The cognitive-behavioral model emphasizes the important role that both thoughts (cognitive) and actions (behavioral) can play in maintaining an eating disorder. Examples of maintaining factors include:

  • Cognitive Factors ~ over-evaluation of weight and shape, negative body image, core beliefs about self-worth, negative self-evaluation, perfectionism
  • Behavioral Factors ~ weight-control behaviors including dietary restraint, restriction, binge-eating, purging behaviors, self-harm, body checking and body avoidance

5: Mindful Eating Groups

The practice of mindful eating can help a person create greater awareness of thoughts, emotions, feeling, and behaviors. While eating disorders effectively numb emotions, practicing mindfulness can help a person reflect on what they are feeling or experiencing prior to a binge.

This can lead to a reflection of asking, “Am I really hungry, or is there something else I need in this moment”, and “What am I feeling?” Reflecting on such questions can help an individual work through urges to binge and identify what they really need to adequately nourish themselves.

6: Reduced Isolation

People actively in recovery need transitional living because of deteriorating family relationships, feel misunderstood, feel that they are a burden, they need help with PTSD, finding academic and vocational training, meal planning, support at night, shopping, planning activities, support and community from the other residents. This and more is provided at Prosper House.

We recognise specific needs of our clients, no matter how complicated they are, make sure that they enjoy their freedom, embrace their specific religious and/or cultural norms without any hesitation while living at Prosper House. Our housing is as diverse as this beautiful world itself.

7: Medical care

A supportive housing program provides medical support to people with eating disorders. Health professionals can do a physical checkup to try and identify the signs and symptoms of various eating disorders. Laboratory tests can also be done on blood samples.

8: Develop a Solid Support System:

In supported housing service users will be surrounded by people who support and want to see them healthy and happy and avoid people who drain your energy, encourage disordered eating behaviours, or make you feel bad about yourself.

9: Stick With A Eating Disorder Treatment Plan.
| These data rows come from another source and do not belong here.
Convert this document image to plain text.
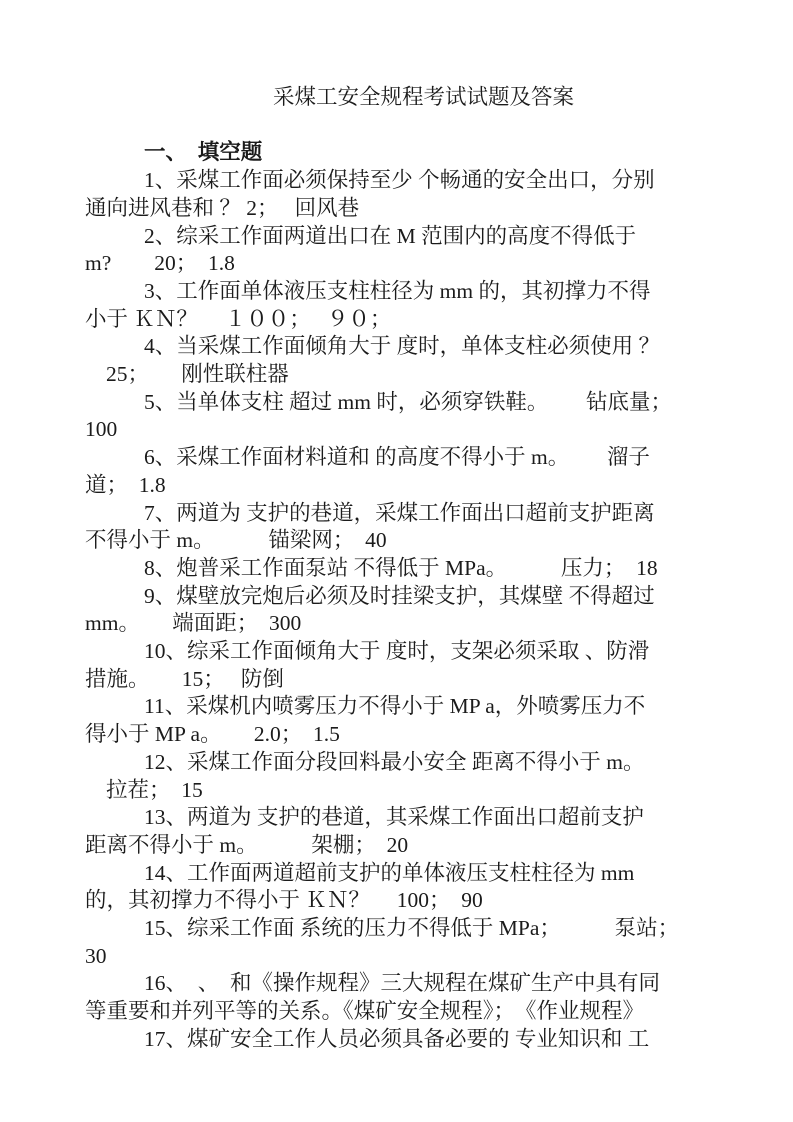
采煤工安全规程考试试题及答案

一、　填空题

1、采煤工作面必须保持至少 个畅通的安全出口，分别
通向进风巷和 ？ 2；　 回风巷
2、综采工作面两道出口在 M 范围内的高度不得低于
m?　　20；　1.8
3、工作面单体液压支柱柱径为 mm 的，其初撑力不得
小于 ＫＮ？　 １００；　 ９０；
4、当采煤工作面倾角大于 度时，单体支柱必须使用 ？
25；　　刚性联柱器
5、当单体支柱 超过 mm 时，必须穿铁鞋。　　 钻底量；
100
6、采煤工作面材料道和 的高度不得小于 m。　　 溜子
道；　1.8
7、两道为 支护的巷道，采煤工作面出口超前支护距离
不得小于 m。　　　锚梁网；　40
8、炮普采工作面泵站 不得低于 MPa。　　　压力；　18
9、煤壁放完炮后必须及时挂梁支护，其煤壁 不得超过
mm。　　端面距；　300
10、综采工作面倾角大于 度时，支架必须采取 、防滑
措施。　　15；　 防倒
11、采煤机内喷雾压力不得小于 MP a，外喷雾压力不
得小于 MP a。　　2.0；　1.5
12、采煤工作面分段回料最小安全 距离不得小于 m。
拉茬；　15
13、两道为 支护的巷道，其采煤工作面出口超前支护
距离不得小于 m。　　　架棚；　20
14、工作面两道超前支护的单体液压支柱柱径为 mm
的，其初撑力不得小于 ＫＮ？　 100；　90
15、综采工作面 系统的压力不得低于 MPa；　　　泵站；
30
16、　、　和《操作规程》三大规程在煤矿生产中具有同
等重要和并列平等的关系。《煤矿安全规程》；　《作业规程》
17、煤矿安全工作人员必须具备必要的 专业知识和 工
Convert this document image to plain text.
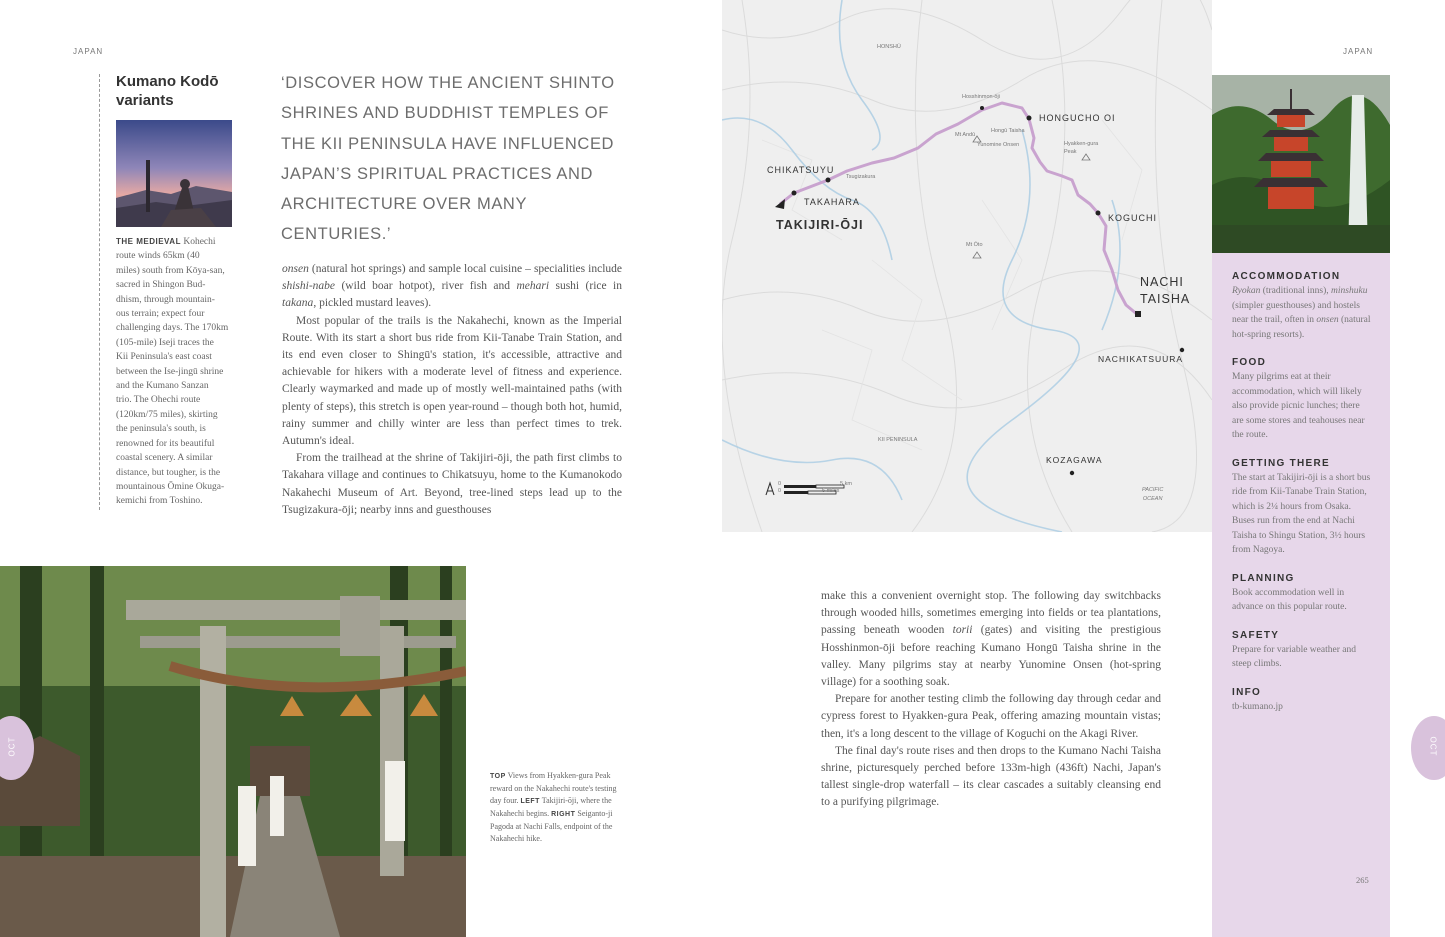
JAPAN	JAPAN
Kumano Kodō variants
THE MEDIEVAL Kohechi
route winds 65km (40
miles) south from Kōya-san,
sacred in Shingon Bud-
dhism, through mountain-
ous terrain; expect four
challenging days. The 170km
(105-mile) Iseji traces the
Kii Peninsula's east coast
between the Ise-jingū shrine
and the Kumano Sanzan
trio. The Ohechi route
(120km/75 miles), skirting
the peninsula's south, is
renowned for its beautiful
coastal scenery. A similar
distance, but tougher, is the
mountainous Ōmine Okuga-
kemichi from Toshino.
‘DISCOVER HOW THE ANCIENT SHINTO SHRINES AND BUDDHIST TEMPLES OF THE KII PENINSULA HAVE INFLUENCED JAPAN’S SPIRITUAL PRACTICES AND ARCHITECTURE OVER MANY CENTURIES.’

onsen (natural hot springs) and sample local cuisine – specialities include shishi-nabe (wild boar hotpot), river fish and mehari sushi (rice in takana, pickled mustard leaves).

Most popular of the trails is the Nakahechi, known as the Imperial Route. With its start a short bus ride from Kii-Tanabe Train Station, and its end even closer to Shingū's station, it's accessible, attractive and achievable for hikers with a moderate level of fitness and experience. Clearly waymarked and made up of mostly well-maintained paths (with plenty of steps), this stretch is open year-round – though both hot, humid, rainy summer and chilly winter are less than perfect times to trek. Autumn's ideal.

From the trailhead at the shrine of Takijiri-ōji, the path first climbs to Takahara village and continues to Chikatsuyu, home to the Kumanokodo Nakahechi Museum of Art. Beyond, tree-lined steps lead up to the Tsugizakura-ōji; nearby inns and guesthouses

HONSHŪ
CHIKATSUYU
TAKAHARA
TAKIJIRI-ŌJI
HONGUCHO OI
KOGUCHI
NACHI
TAISHA
NACHIKATSUURA
KOZAGAWA
KII PENINSULA
PACIFIC
OCEAN
Tsugizakura
Hosshinmon-ōji
Mt Andū
Hongū Taisha
Yunomine Onsen	Hyakken-gura
Peak
Mt Ōto
0
0
5 km
5 miles
ACCOMMODATION
Ryokan (traditional inns), minshuku (simpler guesthouses) and hostels near the trail, often in onsen (natural hot-spring resorts).
FOOD
Many pilgrims eat at their accommodation, which will likely also provide picnic lunches; there are some stores and teahouses near the route.
GETTING THERE
The start at Takijiri-ōji is a short bus ride from Kii-Tanabe Train Station, which is 2¼ hours from Osaka. Buses run from the end at Nachi Taisha to Shingu Station, 3½ hours from Nagoya.
PLANNING
Book accommodation well in advance on this popular route.
SAFETY
Prepare for variable weather and steep climbs.
INFO
tb-kumano.jp
265
TOP Views from Hyakken-gura Peak reward on the Nakahechi route's testing day four. LEFT Takijiri-ōji, where the Nakahechi begins. RIGHT Seiganto-ji Pagoda at Nachi Falls, endpoint of the Nakahechi hike.

make this a convenient overnight stop. The following day switchbacks through wooded hills, sometimes emerging into fields or tea plantations, passing beneath wooden torii (gates) and visiting the prestigious Hosshinmon-ōji before reaching Kumano Hongū Taisha shrine in the valley. Many pilgrims stay at nearby Yunomine Onsen (hot-spring village) for a soothing soak.

Prepare for another testing climb the following day through cedar and cypress forest to Hyakken-gura Peak, offering amazing mountain vistas; then, it's a long descent to the village of Koguchi on the Akagi River.

The final day's route rises and then drops to the Kumano Nachi Taisha shrine, picturesquely perched before 133m-high (436ft) Nachi, Japan's tallest single-drop waterfall – its clear cascades a suitably cleansing end to a purifying pilgrimage.

OCT	OCT
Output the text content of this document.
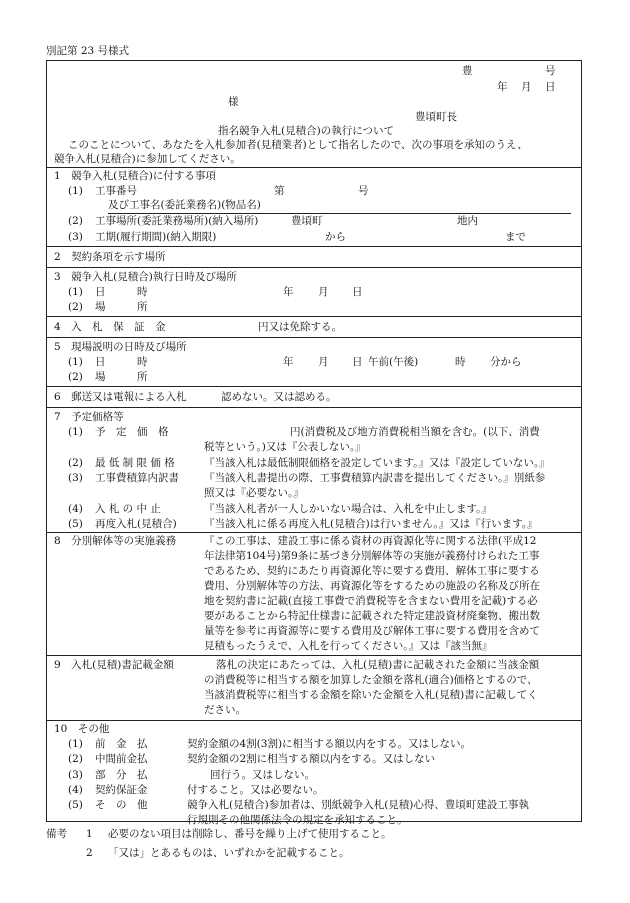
別記第 23 号様式
豊	号
年 月 日
様
豊頃町長
指名競争入札(見積合)の執行について
このことについて、あなたを入札参加者(見積業者)として指名したので、次の事項を承知のうえ、
競争入札(見積合)に参加してください。
1　競争入札(見積合)に付する事項
(1) 工事番号	第	号
及び工事名(委託業務名)(物品名)
(2) 工事場所(委託業務場所)(納入場所)	豊頃町	地内
(3) 工期(履行期間)(納入期限)	から	まで
2　契約条項を示す場所
3　競争入札(見積合)執行日時及び場所
(1) 日　　　時	年 月 日
(2) 場　　　所
4　入　札　保　証　金	円又は免除する。
5　現場説明の日時及び場所
(1) 日　　　時	年 月 日 午前(午後)	時 分から
(2) 場　　　所
6　郵送又は電報による入札	認めない。又は認める。
7　予定価格等
(1) 予　定　価　格	円(消費税及び地方消費税相当額を含む。(以下、消費
税等という。)又は『公表しない。』
(2) 最 低 制 限 価 格	『当該入札は最低制限価格を設定しています。』又は『設定していない。』
(3) 工事費積算内訳書 『当該入札書提出の際、工事費積算内訳書を提出してください。』別紙参
照又は『必要ない。』
(4) 入 札 の 中 止	『当該入札者が一人しかいない場合は、入札を中止します。』
(5) 再度入札(見積合)	『当該入札に係る再度入札(見積合)は行いません。』又は『行います。』
8　分別解体等の実施義務	『この工事は、建設工事に係る資材の再資源化等に関する法律(平成12
年法律第104号)第9条に基づき分別解体等の実施が義務付けられた工事
であるため、契約にあたり再資源化等に要する費用、解体工事に要する
費用、分別解体等の方法、再資源化等をするための施設の名称及び所在
地を契約書に記載(直接工事費で消費税等を含まない費用を記載)する必
要があることから特記仕様書に記載された特定建設資材廃棄物、搬出数
量等を参考に再資源等に要する費用及び解体工事に要する費用を含めて
見積もったうえで、入札を行ってください。』又は『該当無』
9　入札(見積)書記載金額	落札の決定にあたっては、入札(見積)書に記載された金額に当該金額
の消費税等に相当する額を加算した金額を落札(適合)価格とするので、
当該消費税等に相当する金額を除いた金額を入札(見積)書に記載してく
ださい。
10　その他
(1) 前　金　払	契約金額の4割(3割)に相当する額以内をする。又はしない。
(2) 中間前金払	契約金額の2割に相当する額以内をする。又はしない
(3) 部　分　払	回行う。又はしない。
(4) 契約保証金	付すること。又は必要ない。
(5) そ　の　他	競争入札(見積合)参加者は、別紙競争入札(見積)心得、豊頃町建設工事執
行規則その他関係法令の規定を承知すること。
備考 1 必要のない項目は削除し、番号を繰り上げて使用すること。
2 「又は」とあるものは、いずれかを記載すること。
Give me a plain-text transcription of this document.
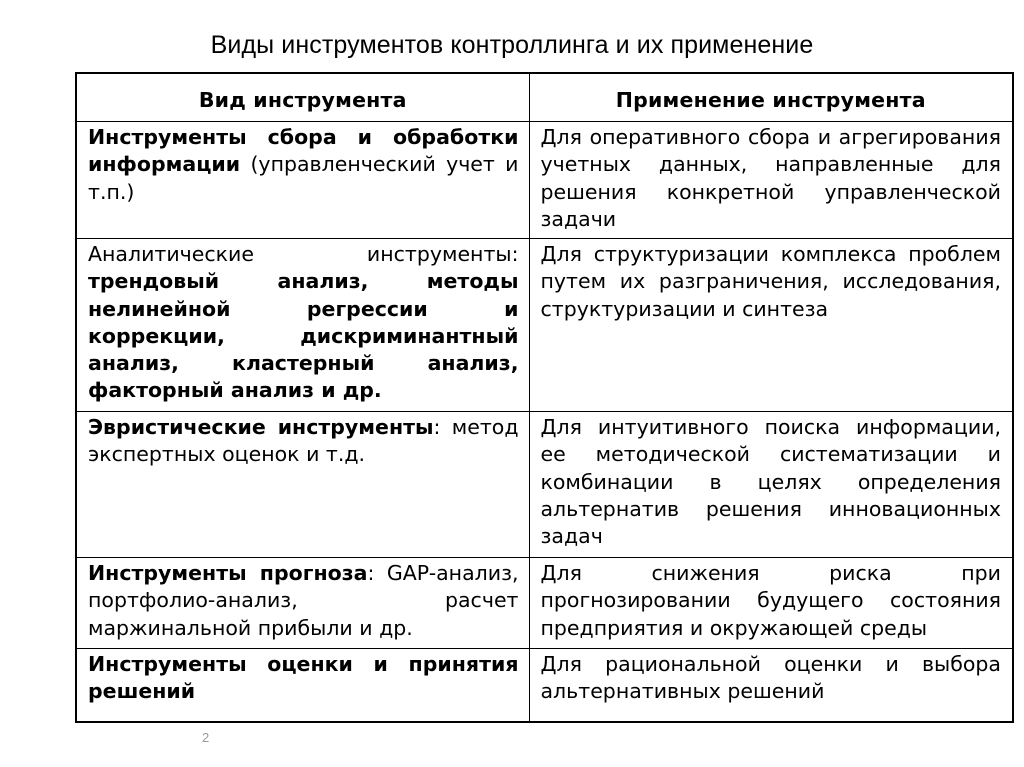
Виды инструментов контроллинга и их применение
Вид инструмента	Применение инструмента
Инструменты сбора и обработки информации (управленческий учет и т.п.)	Для оперативного сбора и агрегирования учетных данных, направленные для решения конкретной управленческой задачи
Аналитические инструменты: трендовый анализ, методы нелинейной регрессии и коррекции, дискриминантный анализ, кластерный анализ, факторный анализ и др.	Для структуризации комплекса проблем путем их разграничения, исследования, структуризации и синтеза
Эвристические инструменты: метод экспертных оценок и т.д.	Для интуитивного поиска информации, ее методической систематизации и комбинации в целях определения альтернатив решения инновационных задач
Инструменты прогноза: GAP-анализ, портфолио-анализ, расчет маржинальной прибыли и др.	Для снижения риска при прогнозировании будущего состояния предприятия и окружающей среды
Инструменты оценки и принятия решений	Для рациональной оценки и выбора альтернативных решений
2
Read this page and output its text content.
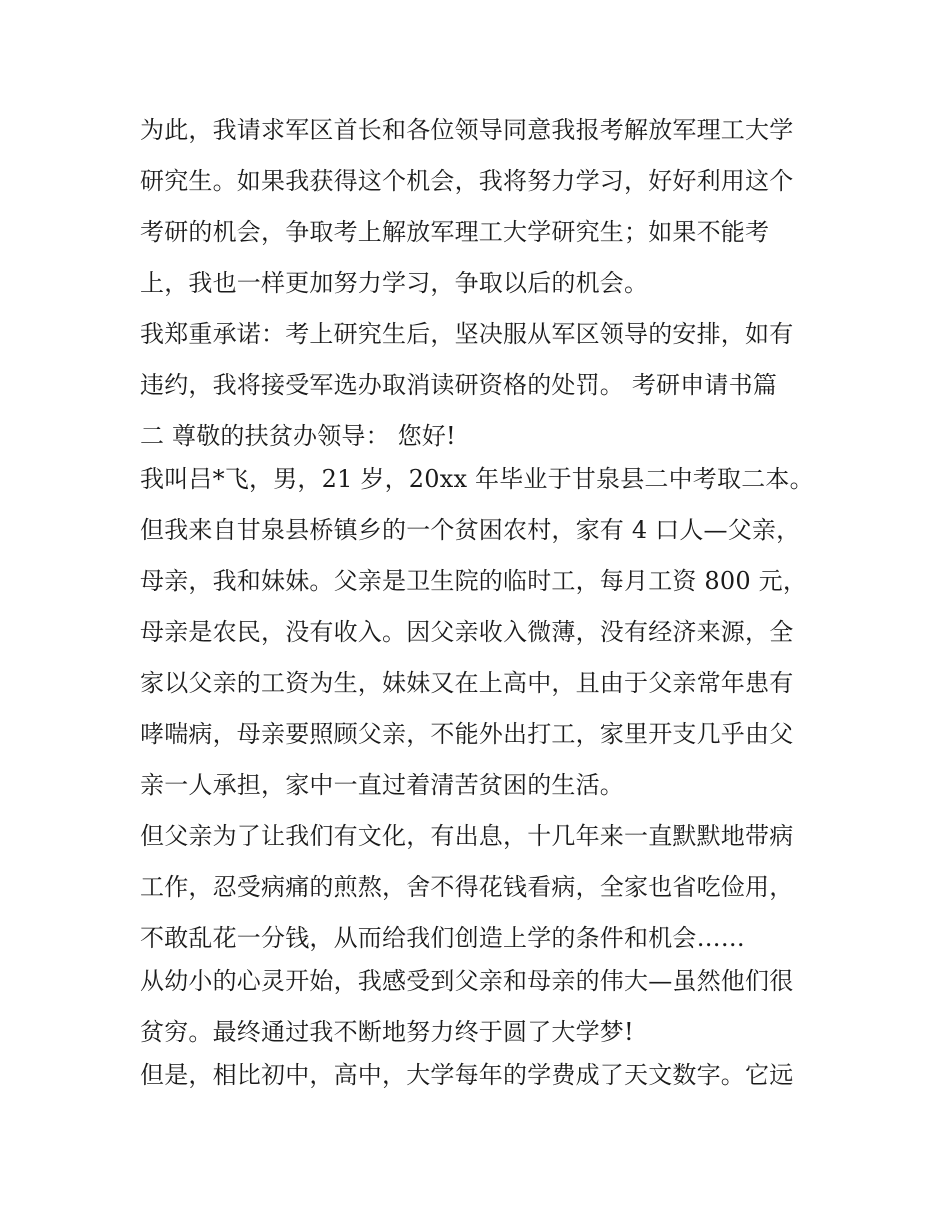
为此，我请求军区首长和各位领导同意我报考解放军理工大学
研究生。如果我获得这个机会，我将努力学习，好好利用这个
考研的机会，争取考上解放军理工大学研究生；如果不能考
上，我也一样更加努力学习，争取以后的机会。
我郑重承诺：考上研究生后，坚决服从军区领导的安排，如有
违约，我将接受军选办取消读研资格的处罚。 考研申请书篇
二 尊敬的扶贫办领导： 您好!
我叫吕*飞，男，21 岁，20xx 年毕业于甘泉县二中考取二本。
但我来自甘泉县桥镇乡的一个贫困农村，家有 4 口人—父亲，
母亲，我和妹妹。父亲是卫生院的临时工，每月工资 800 元，
母亲是农民，没有收入。因父亲收入微薄，没有经济来源，全
家以父亲的工资为生，妹妹又在上高中，且由于父亲常年患有
哮喘病，母亲要照顾父亲，不能外出打工，家里开支几乎由父
亲一人承担，家中一直过着清苦贫困的生活。
但父亲为了让我们有文化，有出息，十几年来一直默默地带病
工作，忍受病痛的煎熬，舍不得花钱看病，全家也省吃俭用，
不敢乱花一分钱，从而给我们创造上学的条件和机会……
从幼小的心灵开始，我感受到父亲和母亲的伟大—虽然他们很
贫穷。最终通过我不断地努力终于圆了大学梦!
但是，相比初中，高中，大学每年的学费成了天文数字。它远
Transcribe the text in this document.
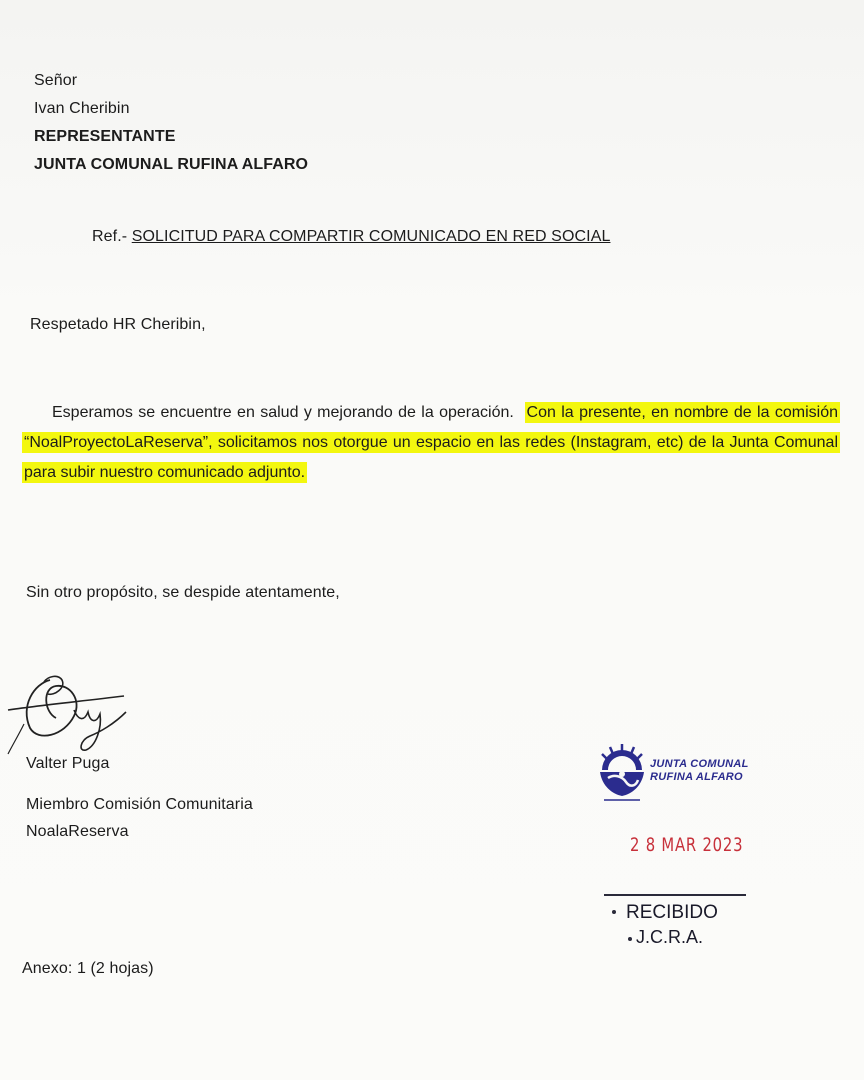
Señor
Ivan Cheribin
REPRESENTANTE
JUNTA COMUNAL RUFINA ALFARO
Ref.- SOLICITUD PARA COMPARTIR COMUNICADO EN RED SOCIAL
Respetado HR Cheribin,

Esperamos se encuentre en salud y mejorando de la operación. Con la presente, en nombre de la comisión “NoalProyectoLaReserva”, solicitamos nos otorgue un espacio en las redes (Instagram, etc) de la Junta Comunal para subir nuestro comunicado adjunto.

Sin otro propósito, se despide atentamente,
Valter Puga
Miembro Comisión Comunitaria
NoalaReserva
Anexo: 1 (2 hojas)
JUNTA COMUNAL
RUFINA ALFARO
2 8 MAR 2023
RECIBIDO
J.C.R.A.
Living in supported housing allows people with eating disorders to feel safe and secure, not feeling like they will neglect therapy or other components of their treatment. It’s apart of the agreement to follow the recommendations of their treatment team.

10: Discharge planning meetings

A discharge plan to create a smooth transition of the service user back to the community is planned by the staff of the at Prosper House along with other relevant agencies. It is also included in the plan to help offer a transition between hospital and regular environments.

We ensure that our clients at Prosper House are valued and important, their wishes and feelings are heard and they have their personal freedom. 

This encourages them to maximise their opportunities to live, life to the full and prosper.